Tom and Tabitha Welch, the district controller, identified several fiscal stress points: utilities have averaged double‑digit annual increases, fringe‑benefit costs (including PERS) have risen about 10% on average over the last decade, and state support increases have averaged roughly 4% year‑over‑year. "Utilities used to be 1.5% of our budget 10 years ago. It's now 3%," Tom said; the finance team cautioned those cost trends outpace typical revenue growth.

Why it matters: district expenditures are legally limited by appropriations through Oregon Revised Statutes Chapter 294; the presenters said that while revenues can exceed or fall short of projections, expenditures cannot legally exceed appropriated amounts. Tom explained the budget presentation format the district will use to help the board monitor year‑to‑date spending against appropriation categories and to project on a personnel/services/materials basis.

Enrollment and staffing: district leaders reviewed recent enrollment data and proposed staffing adjustments. The superintendent and Kevin (operations/transportation) told the board that updated counts show growth at Butte Creek and Robert Frost schools; the administration said current data indicate a probable recommendation to add one licensed teacher for Butte Creek and one classified aide at Robert Frost. "Butte Creek, on the other hand... the licensed teacher is not at Robert Frost. It's at Butte Creek. So it's one we need," the superintendent said.
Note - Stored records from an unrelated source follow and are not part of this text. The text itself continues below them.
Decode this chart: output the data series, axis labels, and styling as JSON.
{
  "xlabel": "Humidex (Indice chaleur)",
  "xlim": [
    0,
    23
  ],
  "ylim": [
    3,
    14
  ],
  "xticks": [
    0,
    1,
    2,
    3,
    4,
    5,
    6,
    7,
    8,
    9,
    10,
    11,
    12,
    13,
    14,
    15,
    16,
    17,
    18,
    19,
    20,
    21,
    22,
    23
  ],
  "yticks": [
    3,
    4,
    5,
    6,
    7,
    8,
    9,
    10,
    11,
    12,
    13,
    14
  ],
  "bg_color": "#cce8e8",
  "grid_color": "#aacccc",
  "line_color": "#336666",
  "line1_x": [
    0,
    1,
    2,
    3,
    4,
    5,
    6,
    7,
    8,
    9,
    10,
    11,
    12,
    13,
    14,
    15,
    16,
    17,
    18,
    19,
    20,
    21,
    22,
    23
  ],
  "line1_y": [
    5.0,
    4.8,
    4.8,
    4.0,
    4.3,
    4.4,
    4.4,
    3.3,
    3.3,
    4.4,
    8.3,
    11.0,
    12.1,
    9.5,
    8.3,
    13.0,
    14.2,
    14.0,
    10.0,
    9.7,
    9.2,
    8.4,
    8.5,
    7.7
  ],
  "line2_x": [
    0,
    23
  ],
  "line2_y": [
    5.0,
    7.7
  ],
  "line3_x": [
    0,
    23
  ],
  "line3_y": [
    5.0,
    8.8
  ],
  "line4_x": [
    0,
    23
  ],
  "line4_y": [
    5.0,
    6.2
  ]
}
Procurement and reserves: the controller described procurement thresholds and approval limits under Oregon rules: purchases under $25,000 encourage quotes but do not require them; procurements between $25,000 and $250,000 generally require three quotes; procurements $250,000 and above require a formal RFP. The superintendent can approve procurements up to $150,000; the board approves procurements above that threshold. The controller also noted the district established a capital reserve of about $500,000 this year.

Charter and food service funds: the finance team said the district collects a percentage for administrative services from local charter schools (noted as 19% and 20% under older negotiated agreements) and that the food services fund is running a deficit that will require a budgeted transfer from the general fund (an amount discussed by staff as about $600,000). Tom said staff brought a supplemental budget request earlier to true up agreed transfers and to move some functions in‑house as part of cost‑control efforts.

Reporting cadence and board information needs: board members asked about continuing to receive detailed line‑by‑line reports versus a simplified quarterly dashboard. Tom said he will continue to provide the detailed reports for now while exploring a regular dashboard that highlights appropriation categories and major expenditure ingredients. Several board members requested the finance team provide per‑pupil and weighted ADMw revenue figures and a full cost (salary plus fringe) per teacher and other positions for board members to review outside the meeting.

Next steps: staff will email requested per‑student revenue and teacher FTE cost details and will refine the monthly year‑to‑date summary and forecast reports to balance board needs for transparency and staff time.